Ronnie Birkett

Personal information
- Full name: Ronald Birkett
- Date of birth: 25 July 1927
- Place of birth: Warrington, England
- Date of death: December 1992 (aged 65)
- Place of death: Salford, England
- Position(s): Left winger

Senior career*
- Years: Team / Apps / (Gls)
- 194?–1946: Cromptons Recreation
- 1946–1947: Manchester City / 0 / (0)
- 1947–1948: New Brighton / 8 / (0)
- 1948–1949: Oldham Athletic / 4 / (0)
- 1949–1950: Accrington Stanley / 14 / (2)
- 1950–1951: Mossley

= Ronnie Birkett =

English footballer

Ronald Birkett (25 July 1927 – December 1992) was an English professional footballer who played in the Football League as a left winger for New Brighton, Oldham Athletic and Accrington Stanley.
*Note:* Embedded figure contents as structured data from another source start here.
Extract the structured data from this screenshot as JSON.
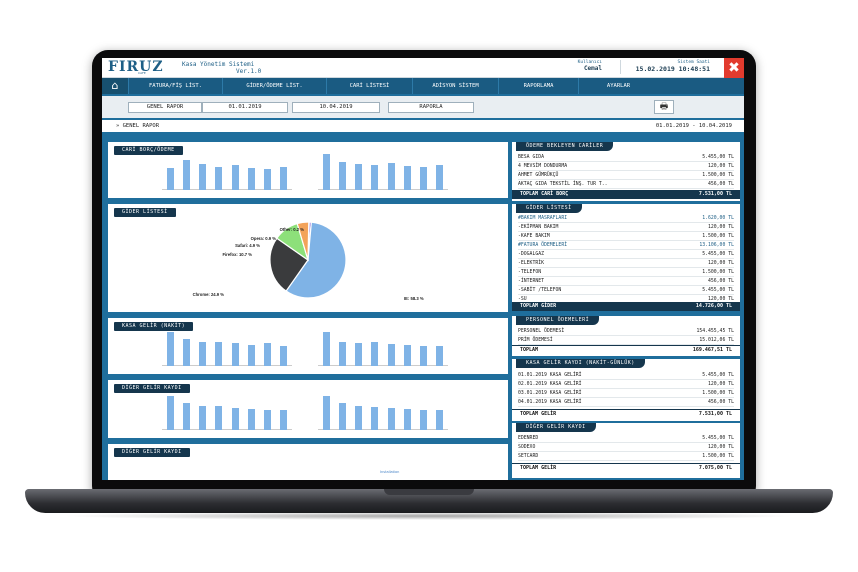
{
  "header": {
    "logo": "FIRUZ",
    "logo_sub": "CAFE",
    "app_title": "Kasa Yönetim Sistemi",
    "app_version": "Ver.1.0",
    "user_label": "Kullanıcı",
    "user_name": "Cemal",
    "time_label": "Sistem Saati",
    "time_value": "15.02.2019 10:48:51",
    "close_glyph": "✖"
  },
  "nav": {
    "home_glyph": "⌂",
    "items": [
      "FATURA/FİŞ LİST.",
      "GİDER/ÖDEME LİST.",
      "CARİ LİSTESİ",
      "ADİSYON SİSTEM",
      "RAPORLAMA",
      "AYARLAR"
    ]
  },
  "report_bar": {
    "report_label": "GENEL RAPOR",
    "start_date": "01.01.2019",
    "end_date": "10.04.2019",
    "report_button": "RAPORLA",
    "print_glyph": "🖶"
  },
  "report_title": {
    "left": "» GENEL RAPOR",
    "right": "01.01.2019 - 10.04.2019"
  },
  "panels": {
    "cari": "CARİ BORÇ/ÖDEME",
    "gider": "GİDER LİSTESİ",
    "kasa": "KASA GELİR (NAKİT)",
    "diger1": "DİĞER GELİR KAYDI",
    "diger2": "DİĞER GELİR KAYDI",
    "diger2_link": "Installation"
  },
  "pie": {
    "slices": [
      {
        "label": "IE: 58.3 %",
        "value": 58.3,
        "color": "#7fb3e6"
      },
      {
        "label": "Chrome: 24.9 %",
        "value": 24.9,
        "color": "#3a3b3d"
      },
      {
        "label": "Firefox: 10.7 %",
        "value": 10.7,
        "color": "#8de07a"
      },
      {
        "label": "Safari: 4.9 %",
        "value": 4.9,
        "color": "#f3a35a"
      },
      {
        "label": "Opera: 0.9 %",
        "value": 0.9,
        "color": "#9070d8"
      },
      {
        "label": "Other: 0.2 %",
        "value": 0.2,
        "color": "#e3d05b"
      }
    ]
  },
  "bar_sets": {
    "cari_a": [
      0.7,
      0.95,
      0.8,
      0.72,
      0.78,
      0.68,
      0.65,
      0.72
    ],
    "cari_b": [
      1.0,
      0.78,
      0.72,
      0.7,
      0.75,
      0.68,
      0.65,
      0.7
    ],
    "kasa_a": [
      1.0,
      0.78,
      0.72,
      0.7,
      0.68,
      0.62,
      0.68,
      0.6
    ],
    "kasa_b": [
      1.0,
      0.72,
      0.68,
      0.7,
      0.66,
      0.62,
      0.58,
      0.6
    ],
    "diger_a": [
      1.0,
      0.78,
      0.72,
      0.7,
      0.66,
      0.62,
      0.6,
      0.6
    ],
    "diger_b": [
      1.0,
      0.8,
      0.72,
      0.68,
      0.66,
      0.62,
      0.6,
      0.58
    ]
  },
  "odeme_bekleyen": {
    "title": "ÖDEME BEKLEYEN CARİLER",
    "rows": [
      {
        "name": "BESA GIDA",
        "amount": "5.455,00 TL"
      },
      {
        "name": "4 MEVSİM DONDURMA",
        "amount": "120,00 TL"
      },
      {
        "name": "AHMET GÜMRÜKÇÜ",
        "amount": "1.500,00 TL"
      },
      {
        "name": "AKTAÇ GIDA TEKSTİL İNŞ. TUR T..",
        "amount": "456,00 TL"
      }
    ],
    "total_label": "TOPLAM CARİ BORÇ",
    "total_value": "7.531,00 TL"
  },
  "gider_listesi": {
    "title": "GİDER LİSTESİ",
    "rows": [
      {
        "name": "#BAKIM MASRAFLARI",
        "amount": "1.620,00 TL",
        "head": true
      },
      {
        "name": "-EKİPMAN BAKIM",
        "amount": "120,00 TL",
        "head": false
      },
      {
        "name": "-KAFE BAKIM",
        "amount": "1.500,00 TL",
        "head": false
      },
      {
        "name": "#FATURA ÖDEMELERİ",
        "amount": "13.106,00 TL",
        "head": true
      },
      {
        "name": "-DOGALGAZ",
        "amount": "5.455,00 TL",
        "head": false
      },
      {
        "name": "-ELEKTRİK",
        "amount": "120,00 TL",
        "head": false
      },
      {
        "name": "-TELEFON",
        "amount": "1.500,00 TL",
        "head": false
      },
      {
        "name": "-İNTERNET",
        "amount": "456,00 TL",
        "head": false
      },
      {
        "name": "-SABİT /TELEFON",
        "amount": "5.455,00 TL",
        "head": false
      },
      {
        "name": "-SU",
        "amount": "120,00 TL",
        "head": false
      }
    ],
    "total_label": "TOPLAM GİDER",
    "total_value": "14.726,00 TL"
  },
  "personel": {
    "title": "PERSONEL ÖDEMELERİ",
    "rows": [
      {
        "name": "PERSONEL ÖDEMESİ",
        "amount": "154.455,45 TL"
      },
      {
        "name": "PRİM ÖDEMESİ",
        "amount": "15.012,06 TL"
      }
    ],
    "total_label": "TOPLAM",
    "total_value": "169.467,51 TL"
  },
  "kasa_gelir": {
    "title": "KASA GELİR KAYDI (NAKİT-GÜNLÜK)",
    "rows": [
      {
        "name": "01.01.2019 KASA GELİRİ",
        "amount": "5.455,00 TL"
      },
      {
        "name": "02.01.2019 KASA GELİRİ",
        "amount": "120,00 TL"
      },
      {
        "name": "03.01.2019 KASA GELİRİ",
        "amount": "1.500,00 TL"
      },
      {
        "name": "04.01.2019 KASA GELİRİ",
        "amount": "456,00 TL"
      }
    ],
    "total_label": "TOPLAM GELİR",
    "total_value": "7.531,00 TL"
  },
  "diger_gelir": {
    "title": "DİĞER GELİR KAYDI",
    "rows": [
      {
        "name": "EDENRED",
        "amount": "5.455,00 TL"
      },
      {
        "name": "SODEXO",
        "amount": "120,00 TL"
      },
      {
        "name": "SETCARD",
        "amount": "1.500,00 TL"
      }
    ],
    "total_label": "TOPLAM GELİR",
    "total_value": "7.075,00 TL"
  }
}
He was on the books of Manchester City, without playing for their League side, and also played non-league football for Cromptons Recreation and Mossley, for which he made six appearances in all competitions.

Birkett was born in Warrington, Cheshire, in 1927 and died in Salford, Greater Manchester, in 1992 at the age of 65. Two brothers, Cliff and Wilf, were also professional footballers.